Q: What impact does ESG have on your firm’s overall strategy and investment decisions?
JUN TSUSAKA: At Nippon Sangyo Suishin Kiko (NSSK), ESG is embedded in everything we do – both in our strategic and investment frameworks. It’s not a separate initiative or something that gets added in later; it’s central to our approach and always has been.
When we established the firm 11 years ago, ESG was a core and fundamental principle. One of the benefits of being a relatively young firm is that we were founded at a time when discussions around sustainable development goals and ESG were just gaining traction but may have lacked clear paths for implementation. So that allowed us to take a leadership position from the outset, integrating ESG into our investment strategy across the entire lifecycle of an investment.
That means we focus on ESG starting with the screening phase and due diligence, then managing portfolio companies with these ESG values, principles and processes. We put in place KPIs to track progress, and even in the exit process we consider how potential buyers approach ESG as a value add and within their own operations.
Q: How have your views and approach to ESG evolved over time?
JUN: In truth, our approach has not changed all that much, because from the beginning, our mission has been to integrate ESG considerations into everything we do. What has changed is the world around us – specifically, how others view ESG and sustainable development goals and how they are being implemented today.
For us, ESG remains critical to achieving better investment outcomes. It must generate alpha. If ESG is being treated as a charitable contribution, then that belongs outside the investment arena.
We’ve coined the term “alpha-generating ESG” to describe our practice and commitment to these efforts. It reflects our belief that ESG, when done right, can drive performance. It’s become part of our identity and investment style.
We also align our practices with global standards. NSSK is a signatory and practitioner of good sustainable investment practices, like the United Nations PRI and World Bank’s IFC Impact Principles. In fact, we’ve been selected as the private sector representative and Asia Pacific chair for the Impact Principles, which means that, in this role, we don’t just practice sustainable investment, we also contribute to oversight and community-building around these standards.

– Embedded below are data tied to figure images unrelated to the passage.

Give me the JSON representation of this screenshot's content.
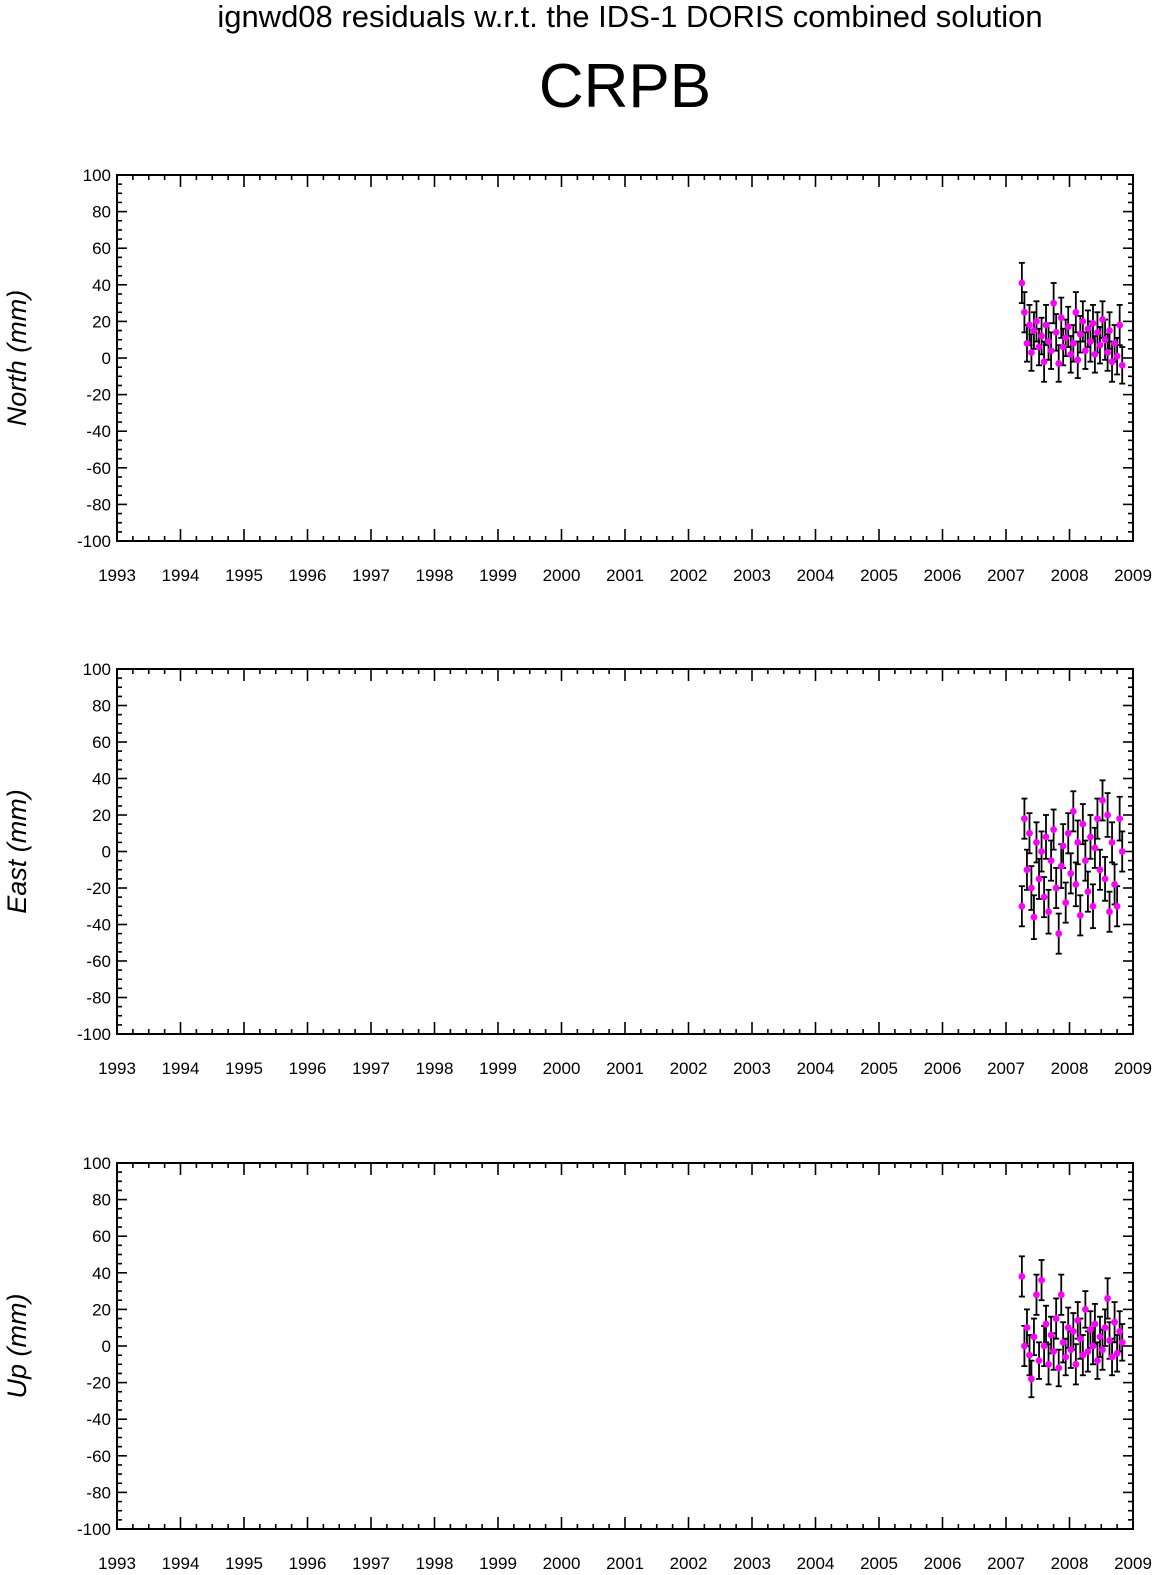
{
  "suptitle": "ignwd08 residuals w.r.t. the IDS-1 DORIS combined solution",
  "station": "CRPB",
  "colors": {
    "residual": "#ff00ff",
    "error_bar": "#000000",
    "axis": "#000000"
  },
  "chart_data": [
    {
      "type": "scatter",
      "ylabel": "North (mm)",
      "ylim": [
        -100,
        100
      ],
      "xlim": [
        1993,
        2009
      ],
      "yticks": [
        "100",
        "80",
        "60",
        "40",
        "20",
        "0",
        "-20",
        "-40",
        "-60",
        "-80",
        "-100"
      ],
      "xticks": [
        "1993",
        "1994",
        "1995",
        "1996",
        "1997",
        "1998",
        "1999",
        "2000",
        "2001",
        "2002",
        "2003",
        "2004",
        "2005",
        "2006",
        "2007",
        "2008",
        "2009"
      ],
      "grid": false,
      "error_bars": true,
      "series": [
        {
          "x": [
            2007.25,
            2007.29,
            2007.33,
            2007.37,
            2007.4,
            2007.44,
            2007.48,
            2007.52,
            2007.56,
            2007.6,
            2007.63,
            2007.67,
            2007.71,
            2007.75,
            2007.79,
            2007.83,
            2007.87,
            2007.9,
            2007.94,
            2007.98,
            2008.02,
            2008.06,
            2008.1,
            2008.13,
            2008.17,
            2008.21,
            2008.25,
            2008.29,
            2008.33,
            2008.37,
            2008.4,
            2008.44,
            2008.48,
            2008.52,
            2008.56,
            2008.6,
            2008.63,
            2008.67,
            2008.71,
            2008.75,
            2008.79,
            2008.83
          ],
          "y": [
            41,
            25,
            8,
            18,
            3,
            15,
            20,
            6,
            12,
            -2,
            18,
            9,
            4,
            30,
            14,
            -3,
            22,
            6,
            11,
            17,
            2,
            8,
            25,
            -1,
            13,
            20,
            4,
            16,
            9,
            19,
            2,
            14,
            7,
            21,
            10,
            3,
            15,
            -2,
            8,
            1,
            18,
            -4
          ],
          "err": [
            11,
            11,
            10,
            11,
            10,
            10,
            11,
            10,
            10,
            11,
            11,
            10,
            10,
            11,
            10,
            10,
            11,
            10,
            10,
            11,
            10,
            10,
            11,
            10,
            10,
            11,
            10,
            10,
            11,
            10,
            10,
            11,
            10,
            10,
            11,
            10,
            10,
            11,
            10,
            10,
            11,
            10
          ]
        }
      ]
    },
    {
      "type": "scatter",
      "ylabel": "East (mm)",
      "ylim": [
        -100,
        100
      ],
      "xlim": [
        1993,
        2009
      ],
      "yticks": [
        "100",
        "80",
        "60",
        "40",
        "20",
        "0",
        "-20",
        "-40",
        "-60",
        "-80",
        "-100"
      ],
      "xticks": [
        "1993",
        "1994",
        "1995",
        "1996",
        "1997",
        "1998",
        "1999",
        "2000",
        "2001",
        "2002",
        "2003",
        "2004",
        "2005",
        "2006",
        "2007",
        "2008",
        "2009"
      ],
      "grid": false,
      "error_bars": true,
      "series": [
        {
          "x": [
            2007.25,
            2007.29,
            2007.33,
            2007.37,
            2007.4,
            2007.44,
            2007.48,
            2007.52,
            2007.56,
            2007.6,
            2007.63,
            2007.67,
            2007.71,
            2007.75,
            2007.79,
            2007.83,
            2007.87,
            2007.9,
            2007.94,
            2007.98,
            2008.02,
            2008.06,
            2008.1,
            2008.13,
            2008.17,
            2008.21,
            2008.25,
            2008.29,
            2008.33,
            2008.37,
            2008.4,
            2008.44,
            2008.48,
            2008.52,
            2008.56,
            2008.6,
            2008.63,
            2008.67,
            2008.71,
            2008.75,
            2008.79,
            2008.83
          ],
          "y": [
            -30,
            18,
            -10,
            10,
            -20,
            -36,
            5,
            -15,
            0,
            -25,
            8,
            -33,
            -5,
            12,
            -20,
            -45,
            -8,
            3,
            -28,
            10,
            -12,
            22,
            -18,
            5,
            -35,
            15,
            -5,
            -22,
            8,
            -30,
            2,
            18,
            -10,
            28,
            -15,
            20,
            -33,
            5,
            -18,
            -30,
            18,
            0
          ],
          "err": [
            11,
            11,
            11,
            11,
            12,
            12,
            11,
            11,
            11,
            11,
            12,
            12,
            11,
            11,
            11,
            11,
            12,
            12,
            11,
            11,
            11,
            11,
            12,
            12,
            11,
            11,
            11,
            11,
            12,
            12,
            11,
            11,
            11,
            11,
            12,
            12,
            11,
            11,
            11,
            11,
            12,
            11
          ]
        }
      ]
    },
    {
      "type": "scatter",
      "ylabel": "Up (mm)",
      "ylim": [
        -100,
        100
      ],
      "xlim": [
        1993,
        2009
      ],
      "yticks": [
        "100",
        "80",
        "60",
        "40",
        "20",
        "0",
        "-20",
        "-40",
        "-60",
        "-80",
        "-100"
      ],
      "xticks": [
        "1993",
        "1994",
        "1995",
        "1996",
        "1997",
        "1998",
        "1999",
        "2000",
        "2001",
        "2002",
        "2003",
        "2004",
        "2005",
        "2006",
        "2007",
        "2008",
        "2009"
      ],
      "grid": false,
      "error_bars": true,
      "series": [
        {
          "x": [
            2007.25,
            2007.29,
            2007.33,
            2007.37,
            2007.4,
            2007.44,
            2007.48,
            2007.52,
            2007.56,
            2007.6,
            2007.63,
            2007.67,
            2007.71,
            2007.75,
            2007.79,
            2007.83,
            2007.87,
            2007.9,
            2007.94,
            2007.98,
            2008.02,
            2008.06,
            2008.1,
            2008.13,
            2008.17,
            2008.21,
            2008.25,
            2008.29,
            2008.33,
            2008.37,
            2008.4,
            2008.44,
            2008.48,
            2008.52,
            2008.56,
            2008.6,
            2008.63,
            2008.67,
            2008.71,
            2008.75,
            2008.79,
            2008.83
          ],
          "y": [
            38,
            0,
            10,
            -5,
            -18,
            5,
            28,
            -8,
            36,
            0,
            12,
            -10,
            6,
            -3,
            15,
            -12,
            28,
            2,
            -6,
            10,
            -2,
            8,
            -10,
            14,
            4,
            -5,
            20,
            -3,
            9,
            0,
            12,
            -8,
            5,
            -2,
            10,
            26,
            3,
            -6,
            13,
            -4,
            8,
            2
          ],
          "err": [
            11,
            11,
            10,
            11,
            10,
            10,
            11,
            10,
            11,
            11,
            10,
            11,
            10,
            10,
            11,
            10,
            11,
            11,
            10,
            11,
            10,
            10,
            11,
            10,
            11,
            11,
            10,
            11,
            10,
            10,
            11,
            10,
            11,
            11,
            10,
            11,
            10,
            10,
            11,
            10,
            11,
            10
          ]
        }
      ]
    }
  ]
}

Q: What outcomes have you seen as a result of your firm’s commitment and implementation of ESG in investments?
KIYOMI MATSUDA: At NSSK, we see women’s empowerment in the workplace as both a social priority and a driver of superior business outcomes. Across our 22,000 employees in portfolio companies, 74% are women. This is much higher compared to the market overall, and we view it as a strength and also focus on ensuring that representation translates into leadership. About 30% of managerial positions in our firms are held by women, nearly three times the national average in Japan.
This commitment has delivered measurable results. Over the past five years, we have exited 13 businesses with strong financial performance, generating average returns of 3.6x and IRRs exceeding 46%. By embedding women’s empowerment in our strategy, we’ve demonstrated that advancing social priorities can also create significant value for investors.

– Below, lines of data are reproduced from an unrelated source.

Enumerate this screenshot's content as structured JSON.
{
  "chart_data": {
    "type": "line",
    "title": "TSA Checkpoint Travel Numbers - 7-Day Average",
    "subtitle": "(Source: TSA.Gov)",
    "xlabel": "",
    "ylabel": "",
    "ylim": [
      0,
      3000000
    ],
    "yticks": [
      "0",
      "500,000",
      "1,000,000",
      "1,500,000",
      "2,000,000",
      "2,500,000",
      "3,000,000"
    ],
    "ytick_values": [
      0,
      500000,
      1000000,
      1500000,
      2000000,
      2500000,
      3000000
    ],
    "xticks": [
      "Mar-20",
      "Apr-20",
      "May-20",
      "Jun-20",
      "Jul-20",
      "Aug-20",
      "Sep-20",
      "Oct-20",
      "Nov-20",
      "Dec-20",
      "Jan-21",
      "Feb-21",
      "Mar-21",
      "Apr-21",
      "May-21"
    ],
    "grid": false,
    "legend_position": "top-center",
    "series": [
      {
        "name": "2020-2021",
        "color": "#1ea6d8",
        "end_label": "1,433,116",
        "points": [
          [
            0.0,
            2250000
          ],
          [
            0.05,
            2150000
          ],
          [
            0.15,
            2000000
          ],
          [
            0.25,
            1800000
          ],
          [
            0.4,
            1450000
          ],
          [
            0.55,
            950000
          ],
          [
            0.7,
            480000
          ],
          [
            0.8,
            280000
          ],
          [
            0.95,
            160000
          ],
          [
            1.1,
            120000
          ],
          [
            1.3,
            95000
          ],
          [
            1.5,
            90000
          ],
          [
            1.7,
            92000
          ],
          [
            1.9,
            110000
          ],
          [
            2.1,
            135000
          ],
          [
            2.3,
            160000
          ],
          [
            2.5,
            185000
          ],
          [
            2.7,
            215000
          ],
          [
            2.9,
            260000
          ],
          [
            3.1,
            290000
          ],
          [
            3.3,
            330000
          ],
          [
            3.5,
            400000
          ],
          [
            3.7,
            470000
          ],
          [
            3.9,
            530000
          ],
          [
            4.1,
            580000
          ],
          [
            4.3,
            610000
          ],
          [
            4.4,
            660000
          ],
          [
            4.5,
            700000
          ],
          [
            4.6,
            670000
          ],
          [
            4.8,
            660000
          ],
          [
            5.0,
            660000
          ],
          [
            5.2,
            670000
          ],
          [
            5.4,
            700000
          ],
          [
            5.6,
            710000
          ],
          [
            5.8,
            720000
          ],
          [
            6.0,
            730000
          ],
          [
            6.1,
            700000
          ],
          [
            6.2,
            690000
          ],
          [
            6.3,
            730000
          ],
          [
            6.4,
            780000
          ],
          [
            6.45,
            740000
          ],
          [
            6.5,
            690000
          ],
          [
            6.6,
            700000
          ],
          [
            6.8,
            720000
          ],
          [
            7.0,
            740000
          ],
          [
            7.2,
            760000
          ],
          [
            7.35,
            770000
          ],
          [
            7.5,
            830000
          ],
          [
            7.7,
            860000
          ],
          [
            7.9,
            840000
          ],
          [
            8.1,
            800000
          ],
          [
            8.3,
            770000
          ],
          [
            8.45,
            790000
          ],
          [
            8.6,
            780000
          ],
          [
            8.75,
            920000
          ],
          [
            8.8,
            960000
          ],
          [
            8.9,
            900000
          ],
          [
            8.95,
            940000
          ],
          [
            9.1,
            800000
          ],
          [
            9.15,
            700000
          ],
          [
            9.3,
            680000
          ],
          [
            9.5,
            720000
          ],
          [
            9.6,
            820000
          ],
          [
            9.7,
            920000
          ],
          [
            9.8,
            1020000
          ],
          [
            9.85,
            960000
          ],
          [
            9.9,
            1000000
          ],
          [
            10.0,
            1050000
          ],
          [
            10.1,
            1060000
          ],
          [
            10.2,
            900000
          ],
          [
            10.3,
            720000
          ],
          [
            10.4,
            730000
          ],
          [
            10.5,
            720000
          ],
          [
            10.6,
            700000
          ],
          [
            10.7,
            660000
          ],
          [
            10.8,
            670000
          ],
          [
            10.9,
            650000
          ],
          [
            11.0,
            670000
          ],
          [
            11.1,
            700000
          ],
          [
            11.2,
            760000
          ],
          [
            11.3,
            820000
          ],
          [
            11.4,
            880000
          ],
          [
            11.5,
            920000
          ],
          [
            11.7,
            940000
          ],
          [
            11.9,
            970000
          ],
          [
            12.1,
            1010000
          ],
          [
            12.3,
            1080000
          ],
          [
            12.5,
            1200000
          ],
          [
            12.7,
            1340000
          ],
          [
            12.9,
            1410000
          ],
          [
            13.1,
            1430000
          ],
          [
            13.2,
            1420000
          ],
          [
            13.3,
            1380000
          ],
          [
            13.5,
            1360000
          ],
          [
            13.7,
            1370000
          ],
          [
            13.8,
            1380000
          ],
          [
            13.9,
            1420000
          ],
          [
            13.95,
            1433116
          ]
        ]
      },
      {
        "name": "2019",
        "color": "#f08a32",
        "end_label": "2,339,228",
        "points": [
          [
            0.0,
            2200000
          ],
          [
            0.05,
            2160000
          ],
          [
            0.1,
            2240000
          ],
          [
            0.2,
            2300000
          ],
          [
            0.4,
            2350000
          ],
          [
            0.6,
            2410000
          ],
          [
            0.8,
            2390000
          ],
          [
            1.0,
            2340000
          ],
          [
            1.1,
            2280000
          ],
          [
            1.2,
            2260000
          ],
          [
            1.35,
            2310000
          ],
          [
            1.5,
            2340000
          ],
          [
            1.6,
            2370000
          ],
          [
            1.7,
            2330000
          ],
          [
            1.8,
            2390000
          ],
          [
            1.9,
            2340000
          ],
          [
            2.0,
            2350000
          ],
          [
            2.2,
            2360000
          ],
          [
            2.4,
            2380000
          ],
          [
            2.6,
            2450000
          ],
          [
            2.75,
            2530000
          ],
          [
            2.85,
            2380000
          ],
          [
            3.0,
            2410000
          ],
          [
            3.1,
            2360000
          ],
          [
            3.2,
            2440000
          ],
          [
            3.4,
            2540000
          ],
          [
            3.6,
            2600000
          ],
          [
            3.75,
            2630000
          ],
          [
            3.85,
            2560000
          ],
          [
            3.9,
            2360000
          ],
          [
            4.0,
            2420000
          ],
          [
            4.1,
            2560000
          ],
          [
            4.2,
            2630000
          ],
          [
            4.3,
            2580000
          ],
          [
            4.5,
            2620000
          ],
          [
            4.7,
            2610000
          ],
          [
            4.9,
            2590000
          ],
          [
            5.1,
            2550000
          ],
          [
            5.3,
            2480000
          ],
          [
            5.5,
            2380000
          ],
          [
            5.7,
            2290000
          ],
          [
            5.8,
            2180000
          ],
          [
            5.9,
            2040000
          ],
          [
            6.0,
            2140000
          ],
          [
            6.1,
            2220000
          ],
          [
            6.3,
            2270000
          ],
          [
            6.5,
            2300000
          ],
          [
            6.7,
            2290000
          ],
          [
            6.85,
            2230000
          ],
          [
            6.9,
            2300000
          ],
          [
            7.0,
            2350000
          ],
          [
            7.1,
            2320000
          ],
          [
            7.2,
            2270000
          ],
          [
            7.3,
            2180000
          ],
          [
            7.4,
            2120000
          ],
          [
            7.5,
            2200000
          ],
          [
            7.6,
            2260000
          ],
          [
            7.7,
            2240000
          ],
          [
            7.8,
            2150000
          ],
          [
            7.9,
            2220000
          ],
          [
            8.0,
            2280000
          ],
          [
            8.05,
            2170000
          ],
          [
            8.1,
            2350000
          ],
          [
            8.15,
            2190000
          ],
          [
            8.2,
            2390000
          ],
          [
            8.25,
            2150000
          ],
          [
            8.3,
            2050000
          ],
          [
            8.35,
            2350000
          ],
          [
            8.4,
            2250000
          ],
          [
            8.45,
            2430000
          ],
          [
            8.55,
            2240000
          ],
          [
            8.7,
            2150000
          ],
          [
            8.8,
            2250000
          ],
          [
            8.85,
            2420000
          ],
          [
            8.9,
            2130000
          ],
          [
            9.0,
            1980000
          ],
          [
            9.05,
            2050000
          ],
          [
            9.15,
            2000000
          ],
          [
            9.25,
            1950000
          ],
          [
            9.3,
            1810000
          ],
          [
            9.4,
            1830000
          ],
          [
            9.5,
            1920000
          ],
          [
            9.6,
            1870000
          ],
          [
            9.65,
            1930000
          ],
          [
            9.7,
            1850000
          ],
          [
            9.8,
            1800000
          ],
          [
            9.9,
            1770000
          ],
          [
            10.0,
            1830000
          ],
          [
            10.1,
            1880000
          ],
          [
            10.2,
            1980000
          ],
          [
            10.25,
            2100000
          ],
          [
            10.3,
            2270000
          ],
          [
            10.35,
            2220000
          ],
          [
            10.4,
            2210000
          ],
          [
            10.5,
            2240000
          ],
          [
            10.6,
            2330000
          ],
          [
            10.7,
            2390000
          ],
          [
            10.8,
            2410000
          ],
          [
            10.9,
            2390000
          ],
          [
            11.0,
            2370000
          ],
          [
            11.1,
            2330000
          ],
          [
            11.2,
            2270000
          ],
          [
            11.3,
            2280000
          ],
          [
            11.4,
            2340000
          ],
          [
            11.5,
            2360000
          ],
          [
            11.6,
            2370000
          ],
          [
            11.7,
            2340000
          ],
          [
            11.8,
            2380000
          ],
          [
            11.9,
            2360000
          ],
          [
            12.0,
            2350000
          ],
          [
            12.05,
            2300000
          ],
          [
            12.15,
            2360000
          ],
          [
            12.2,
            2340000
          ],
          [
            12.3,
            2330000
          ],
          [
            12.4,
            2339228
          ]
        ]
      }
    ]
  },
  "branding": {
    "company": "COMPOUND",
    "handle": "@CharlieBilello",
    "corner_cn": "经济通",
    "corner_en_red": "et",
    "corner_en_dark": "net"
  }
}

Q: Is your investment team’s compensation linked to ESG goals or targets at all?
KIYOMI: Yes, our investment team’s compensation is tied to ESG goals, with each member evaluated on specific KPIs as part of the performance appraisal process. Importantly, we don’t view ESG as a stand-alone measure – it’s directly connected to driving stronger financial outcomes, including revenue, earnings and cash flow.
The way we see it, ESG is about creating transparency and building a workplace where people are proud of the company’s values and mission. When you combine that with doing good for the environment and society, you create a culture that motivates people, which in turn generates strong business and financial results. ESG and performance go hand in hand; they reinforce one another.
Q: What are your thoughts on the recent pushback against certain aspects of ESG in the United States? And generally, how should ESG be led within organizations going forward?
JUN: Over the past decade, and particularly over the past year, ESG has often swung like a pendulum. At times, it’s gone too far toward being treated purely as a charitable exercise, and more recently there has been backlash in the opposite direction. Ultimately, though, we believe the balance will return to where it belongs, because no one seriously argues against protecting the environment, building stronger communities, or making society better for future generations. These are universal values.
At the organizational level, I think it’s important to remember that ESG cannot be delegated. It must be led from the very top. That’s why, in our organization, the CEO is ultimately responsible for ESG. When leadership drives ESG initiatives, it quickly and effectively becomes embedded in strategy and operations, rather than being treated as a side project. People follow the example set by their leaders and, for us, ESG is a leadership mandate that starts at the top and flows through the entire organization.